Jacques Dupuis Sono nato il 5 dicembre 1923 a Huppaye, nella provincia del Brabante, in Belgio. Vengo da una famiglia benestante con una lunga tradizione di professioni liberali. Mio padre, Fernand, era un ingegnere che divenne direttore generale di un’importante fabbrica siderurgica. Mia madre, Lucie, proveniva da una famiglia di notai. Nel lavoro mio padre era molto esigente nei confronti di sé e degli altri, un perfezionista che non tollerava la mediocrità. Ma era nello stesso tempo molto umano nei rapporti con i suoi dipendenti, più di mille, e rappresentava per loro un esempio di onestà professionale e coscienziosità. Trattava tutti con la massima giustizia e, nonostante fosse molto esigente, riusciva a farsi volere bene da tutti.
Mia mamma era a dir poco una santa, una madre ideale per la sua mitezza, l’attenzione agli altri, la generosità sconfinata. Ho sempre pensato che i miei genitori si completassero meravigliosamente l’un l’altro. Insieme sono riusciti a costruire una famiglia unita. Eravamo quattro figli: io ero il terzo, con un fratello e una sorella più grandi, Michel e Monique, e uno più piccolo, André. Noi primi tre siamo nati a breve distanza l’uno dall’altro e siamo stati educati insieme, mentre il fratello minore è arrivato sette anni dopo di me. La vicinanza di età fra noi primi tre ha costituito un legame profondo che dura ancora oggi, anche se ho perso la mia unica sorella, morta nel 1997: una perdita che sento ancora con dolore.
Pur essendo nato a Huppaye, ho trascorso tutta la giovinezza a Charleroi, nella provincia di Hainaut, che a quei tempi era uno dei maggiori centri industriali del Belgio, chiamato «il paese nero» a causa delle numerose miniere e fabbriche di carbone: uno skyline di altiforni e di enormi cumuli di scarti di lavorazione. È là che mio padre esercitava la sua professione. E sempre là, nel 1929, all’età di cinque anni, sono entrato nel Collegio dei gesuiti del Sacro Cuore, dove ho trascorso complessivamente dodici anni di studi, sei di scuola primaria e sei di discipline umanistiche, o scuola secondaria. Tutto quello che so l’ho imparato dai gesuiti. Sono lieto di poter dichiarare che ho ricevuto un’educazione squisita al Collegio del Sacro Cuore; sarebbe stato difficile trovarne un’altra di pari livello, anche tra gli istituti della stessa compagnia.

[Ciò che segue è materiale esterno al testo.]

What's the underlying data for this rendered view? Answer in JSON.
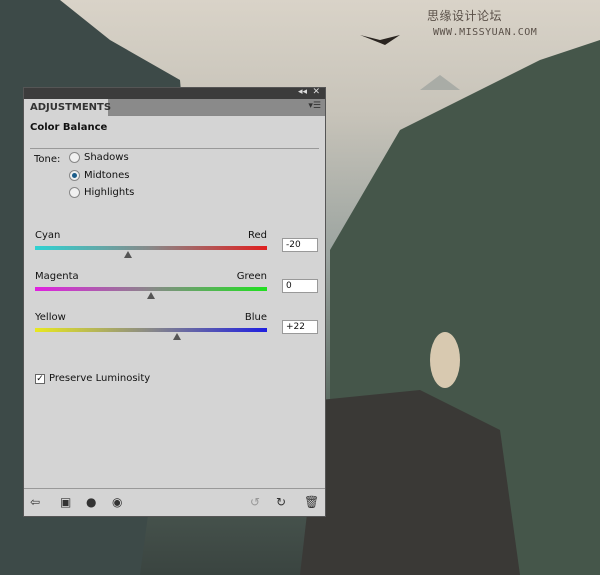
{
  "watermark": {
    "cn": "思缘设计论坛",
    "url": "WWW.MISSYUAN.COM"
  },
  "panel": {
    "tab": "ADJUSTMENTS",
    "title": "Color Balance",
    "collapse_icon": "double-chevron-left",
    "close_icon": "close",
    "tone": {
      "label": "Tone:",
      "options": [
        {
          "label": "Shadows",
          "selected": false
        },
        {
          "label": "Midtones",
          "selected": true
        },
        {
          "label": "Highlights",
          "selected": false
        }
      ]
    },
    "sliders": [
      {
        "left": "Cyan",
        "right": "Red",
        "value": "-20",
        "num": -20,
        "colors": [
          "#2fd2d2",
          "#e02020"
        ]
      },
      {
        "left": "Magenta",
        "right": "Green",
        "value": "0",
        "num": 0,
        "colors": [
          "#e020e0",
          "#20e020"
        ]
      },
      {
        "left": "Yellow",
        "right": "Blue",
        "value": "+22",
        "num": 22,
        "colors": [
          "#e8e820",
          "#2020e0"
        ]
      }
    ],
    "preserve": {
      "label": "Preserve Luminosity",
      "checked": true
    }
  }
}
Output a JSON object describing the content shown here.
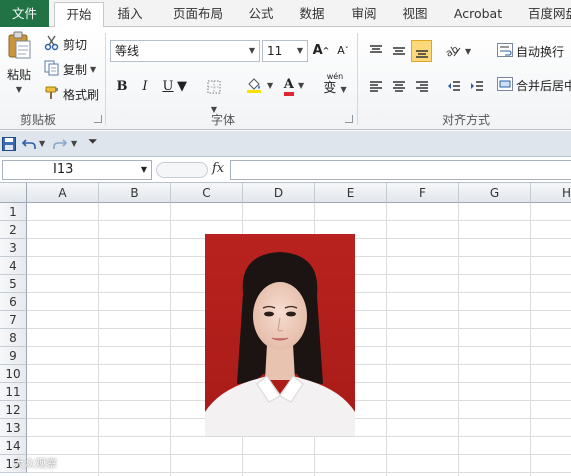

Soprattutto i sei anni di studi umanistici, con il greco e il latino, sono stati appassionanti. Tra gli studenti dello stesso anno, e tra loro e gli insegnanti, sono nate amicizie profonde. Tra noi regnava un clima di emulazione per l’eccellenza accademica. Mi avvantaggiava l’educazione che ricevevo a casa, con un papà che esigeva molto dai figli. Abbiamo anche goduto di un alto livello di formazione culturale nelle arti, comprese la musica e la pittura. Ciò che soprattutto aumentava la qualità della formazione era il contatto continuo con i padri in classe, poiché cinque dei sei anni delle discipline umanistiche avevano un sacerdote gesuita come insegnante «titolare». E devo dire che gli uomini con cui abbiamo avuto a che fare ogni giorno durante quei sei anni erano veramente eccellenti. In seguito ho spesso pensato che forse la ragione principale per cui le vocazioni sono drasticamente diminuite negli ultimi decenni è che gli studenti non godono più, per mancanza di personale, di questo profondo e continuo contatto con i padri. Così, temo, si genera un circolo vizioso, in cui si riducono di pari passo il numero di vocazioni e le opportunità di contatti simili.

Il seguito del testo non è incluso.